Prophetic teaching covers many aspects of the Jewish ethic. It contains a rebuke to the sinner as well as the message of God's love, a burning nationalism and also a universalism and messianism, the threat of punishment as well as the promise of redemption. Above all is an insistence on the centrality of the unity of the One God. In general, all the prophets preached against a background of Idolatry, pagan immorality, and social corruption. Therefore, while each prophet spoke in his own style and with his own emphases, to a significant extent the prophets displayed a marked unanimity in outlook.
The phenomenon of prophecy was a central theme of Jewish philosophy and several questions exercised the minds of Jewish thinkers, particularly in the Middle Ages. Who were these people called "prophets"? How did they experience the Word of God? Was the prophetic experience objectively real or only subjectively so?
Two schools of thought emerged regarding these questions. The first was the supernatural school, which saw prophecy as a miracle and the prophet as a person supernaturally chosen by God. The outstanding representative of this school is Judah Halevi, who insisted that all depends on God's choice. The intellectual qualifications of the prophet are not relevant to that Divine choice. Further, what a prophet sees in his vision or dream is objectively real, although only the prophet with his special gift of prophecy can see or hear it (Kuzari I, 11, 43, 79-98; II, 49; III, 23). Halevi further holds that only Israel as the people of the Torah have true prophets of God (I, 27, 95, 115), while only the Land of Israel can be the site of true prophecy (II, 10, 12, 14). The prophecies of Moses and Ezekiel are seen as true because they related to the Land of Israel.
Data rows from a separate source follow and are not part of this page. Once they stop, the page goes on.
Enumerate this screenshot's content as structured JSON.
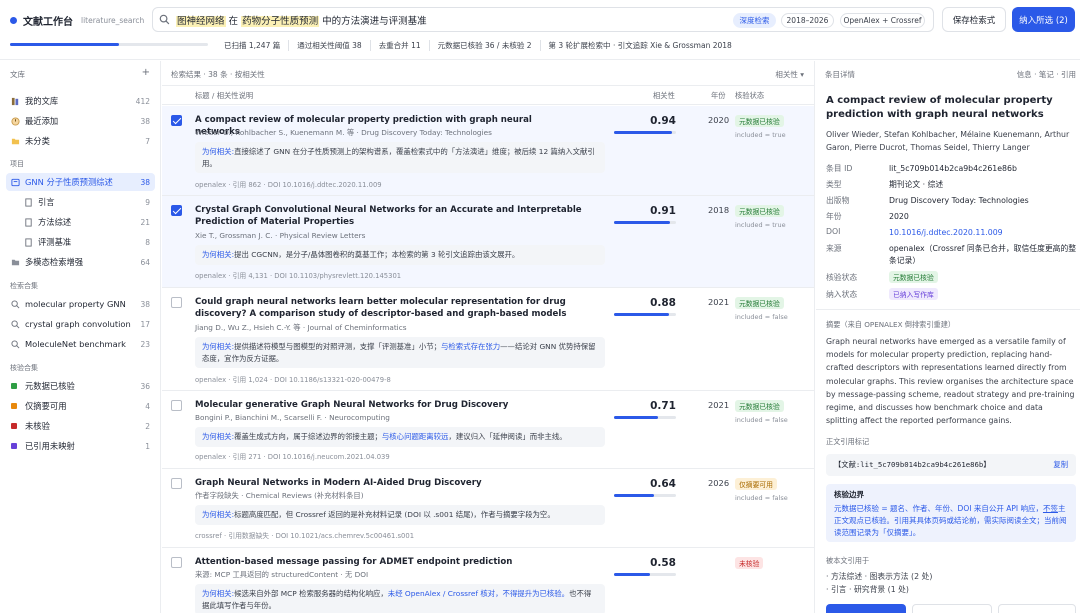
{
  "app": {
    "title": "文献工作台",
    "subtitle": "literature_search"
  },
  "search": {
    "q1": "图神经网络",
    "q2": " 在 ",
    "q3": "药物分子性质预测",
    "q4": " 中的方法演进与评测基准"
  },
  "chips": [
    "深度检索",
    "2018–2026",
    "OpenAlex + Crossref"
  ],
  "buttons": {
    "save": "保存检索式",
    "add": "纳入所选 (2)"
  },
  "progress": 0.55,
  "stats": [
    "已扫描 1,247 篇",
    "通过相关性阈值 38",
    "去重合并 11",
    "元数据已核验 36 / 未核验 2",
    "第 3 轮扩展检索中 · 引文追踪 Xie & Grossman 2018"
  ],
  "sidebar": {
    "header": "文库",
    "plus": "+",
    "lib": [
      {
        "label": "我的文库",
        "count": "412"
      },
      {
        "label": "最近添加",
        "count": "38"
      },
      {
        "label": "未分类",
        "count": "7"
      }
    ],
    "proj_title": "项目",
    "proj": {
      "label": "GNN 分子性质预测综述",
      "count": "38"
    },
    "subs": [
      {
        "label": "引言",
        "count": "9"
      },
      {
        "label": "方法综述",
        "count": "21"
      },
      {
        "label": "评测基准",
        "count": "8"
      }
    ],
    "proj2": {
      "label": "多模态检索增强",
      "count": "64"
    },
    "q_title": "检索合集",
    "queries": [
      {
        "label": "molecular property GNN",
        "count": "38"
      },
      {
        "label": "crystal graph convolution",
        "count": "17"
      },
      {
        "label": "MoleculeNet benchmark",
        "count": "23"
      }
    ],
    "v_title": "核验合集",
    "verify": [
      {
        "label": "元数据已核验",
        "count": "36",
        "color": "#2f9e44"
      },
      {
        "label": "仅摘要可用",
        "count": "4",
        "color": "#e8890c"
      },
      {
        "label": "未核验",
        "count": "2",
        "color": "#c62a2a"
      },
      {
        "label": "已引用未映射",
        "count": "1",
        "color": "#6741d9"
      }
    ]
  },
  "results": {
    "header": "检索结果 · 38 条 · 按相关性",
    "sort": "相关性 ▾",
    "cols": {
      "title": "标题 / 相关性说明",
      "rel": "相关性",
      "year": "年份",
      "status": "核验状态"
    },
    "rows": [
      {
        "title": "A compact review of molecular property prediction with graph neural networks",
        "meta": "Wieder O., Kohlbacher S., Kuenemann M. 等 · Drug Discovery Today: Technologies",
        "why_l": "为何相关:",
        "why": "直接综述了 GNN 在分子性质预测上的架构谱系，覆盖检索式中的「方法演进」维度；被后续 12 篇纳入文献引用。",
        "src": "openalex · 引用 862 · DOI 10.1016/j.ddtec.2020.11.009",
        "score": "0.94",
        "s": 0.94,
        "year": "2020",
        "badge": "元数据已核验",
        "incl": "included = true"
      },
      {
        "title": "Crystal Graph Convolutional Neural Networks for an Accurate and Interpretable Prediction of Material Properties",
        "meta": "Xie T., Grossman J. C. · Physical Review Letters",
        "why_l": "为何相关:",
        "why": "提出 CGCNN，是分子/晶体图卷积的奠基工作；本检索的第 3 轮引文追踪由该文展开。",
        "src": "openalex · 引用 4,131 · DOI 10.1103/physrevlett.120.145301",
        "score": "0.91",
        "s": 0.91,
        "year": "2018",
        "badge": "元数据已核验",
        "incl": "included = true"
      },
      {
        "title": "Could graph neural networks learn better molecular representation for drug discovery? A comparison study of descriptor-based and graph-based models",
        "meta": "Jiang D., Wu Z., Hsieh C.-Y. 等 · Journal of Cheminformatics",
        "why_l": "为何相关:",
        "why_a": "提供描述符模型与图模型的对照评测，支撑「评测基准」小节；",
        "why_b": "与检索式存在张力",
        "why_c": "——结论对 GNN 优势持保留态度，宜作为反方证据。",
        "src": "openalex · 引用 1,024 · DOI 10.1186/s13321-020-00479-8",
        "score": "0.88",
        "s": 0.88,
        "year": "2021",
        "badge": "元数据已核验",
        "incl": "included = false"
      },
      {
        "title": "Molecular generative Graph Neural Networks for Drug Discovery",
        "meta": "Bongini P., Bianchini M., Scarselli F. · Neurocomputing",
        "why_l": "为何相关:",
        "why_a": "覆盖生成式方向，属于综述边界的邻接主题；",
        "why_b": "与核心问题距离较远",
        "why_c": "，建议归入「延伸阅读」而非主线。",
        "src": "openalex · 引用 271 · DOI 10.1016/j.neucom.2021.04.039",
        "score": "0.71",
        "s": 0.71,
        "year": "2021",
        "badge": "元数据已核验",
        "incl": "included = false"
      },
      {
        "title": "Graph Neural Networks in Modern AI-Aided Drug Discovery",
        "meta": "作者字段缺失 · Chemical Reviews (补充材料条目)",
        "why_l": "为何相关:",
        "why": "标题高度匹配，但 Crossref 返回的是补充材料记录 (DOI 以 .s001 结尾)，作者与摘要字段为空。",
        "src": "crossref · 引用数据缺失 · DOI 10.1021/acs.chemrev.5c00461.s001",
        "score": "0.64",
        "s": 0.64,
        "year": "2026",
        "badge": "仅摘要可用",
        "incl": "included = false"
      },
      {
        "title": "Attention-based message passing for ADMET endpoint prediction",
        "meta": "来源: MCP 工具返回的 structuredContent · 无 DOI",
        "why_l": "为何相关:",
        "why_a": "候选来自外部 MCP 检索服务器的结构化响应，",
        "why_b": "未经 OpenAlex / Crossref 核对，不得提升为已核验。",
        "why_c": "也不得据此填写作者与年份。",
        "score": "0.58",
        "s": 0.58,
        "year": "",
        "badge": "未核验",
        "incl": ""
      }
    ]
  },
  "detail": {
    "header": "条目详情",
    "tabs": "信息 · 笔记 · 引用",
    "title": "A compact review of molecular property prediction with graph neural networks",
    "authors": "Oliver Wieder, Stefan Kohlbacher, Mélaine Kuenemann, Arthur Garon, Pierre Ducrot, Thomas Seidel, Thierry Langer",
    "fields": [
      {
        "k": "条目 ID",
        "v": "lit_5c709b014b2ca9b4c261e86b"
      },
      {
        "k": "类型",
        "v": "期刊论文 · 综述"
      },
      {
        "k": "出版物",
        "v": "Drug Discovery Today: Technologies"
      },
      {
        "k": "年份",
        "v": "2020"
      },
      {
        "k": "DOI",
        "v": "10.1016/j.ddtec.2020.11.009"
      },
      {
        "k": "来源",
        "v": "openalex（Crossref 同条已合并，取信任度更高的整条记录）"
      }
    ],
    "verify_k": "核验状态",
    "verify_v": "元数据已核验",
    "incl_k": "纳入状态",
    "incl_v": "已纳入写作库",
    "abs_head": "摘要（来自 OPENALEX 倒排索引重建）",
    "abstract": "Graph neural networks have emerged as a versatile family of models for molecular property prediction, replacing hand-crafted descriptors with representations learned directly from molecular graphs. This review organises the architecture space by message-passing scheme, readout strategy and pre-training regime, and discusses how benchmark choice and data splitting affect the reported performance gains.",
    "cite_head": "正文引用标记",
    "cite": "【文献:lit_5c709b014b2ca9b4c261e86b】",
    "copy": "复制",
    "bound_title": "核验边界",
    "bound_a": "元数据已核验 = 题名、作者、年份、DOI 来自公开 API 响应，",
    "bound_u": "不签",
    "bound_b": "主正文观点已核验。引用其具体页码或结论前，需实际阅读全文；当前阅读范围记录为「仅摘要」。",
    "ref_head": "被本文引用于",
    "refs": [
      "· 方法综述 · 图表示方法 (2 处)",
      "· 引言 · 研究背景 (1 处)"
    ]
  },
  "colors": {
    "accent": "#2b59e8",
    "verified": "#237a35",
    "abstract_only": "#a86a00",
    "unverified": "#c62a2a"
  }
}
The second school of thought stressed the natural aspects of the prophetic experience and held that not everyone can be a prophet or even be chosen by God to bear His message. The prophet is a person who is perfect in his mental, spiritual, moral, and even physical life. The phenomenon of prophecy is really an extension or overflowing of his qualities of perfection. The second school thus shifts the emphasis from God's choice and the supernatural to the quality of the man and his inherent psychological makeup.
Maimonides represents this second school. He devotes nearly a third of the second book of his Guide for the Perplexed to this subject. Essentially, he combines both schools of thought. He says that the prophet is chosen by God; but it is only the perfect man who will be chosen. God cannot choose one who is intellectually or morally inferior (Guide II, 32, 36; Yesodé ha-Torah VII, 5). Further, the prophet must have a perfectly developed imaginative faculty. According to Maimonides, the prophetic experience is not objectively real, but exists only for the prophet. It is only subjectively real and is experienced by his imaginative intelligence (Guide II ,41-42). The single exception to this is the prophecy of Moses. While other prophets saw God in a dream at night or in an ecstatic vision by day, Moses saw God "face to face," in a direct prophetic confrontation. Maimonides holds that there is a lesser degree of prophecy among all other prophets because they saw or heard what they saw or heard only in a dream or vision. Among non-Jews, Maimonides allows, there is also a degree of prophecy, but it is lower still.
Nearly all Jewish writers on the subject suppose that prophecy ceased with the closing of the Bible canon at the time of Ezra and the rabbis said that prophecy ended with Malachi.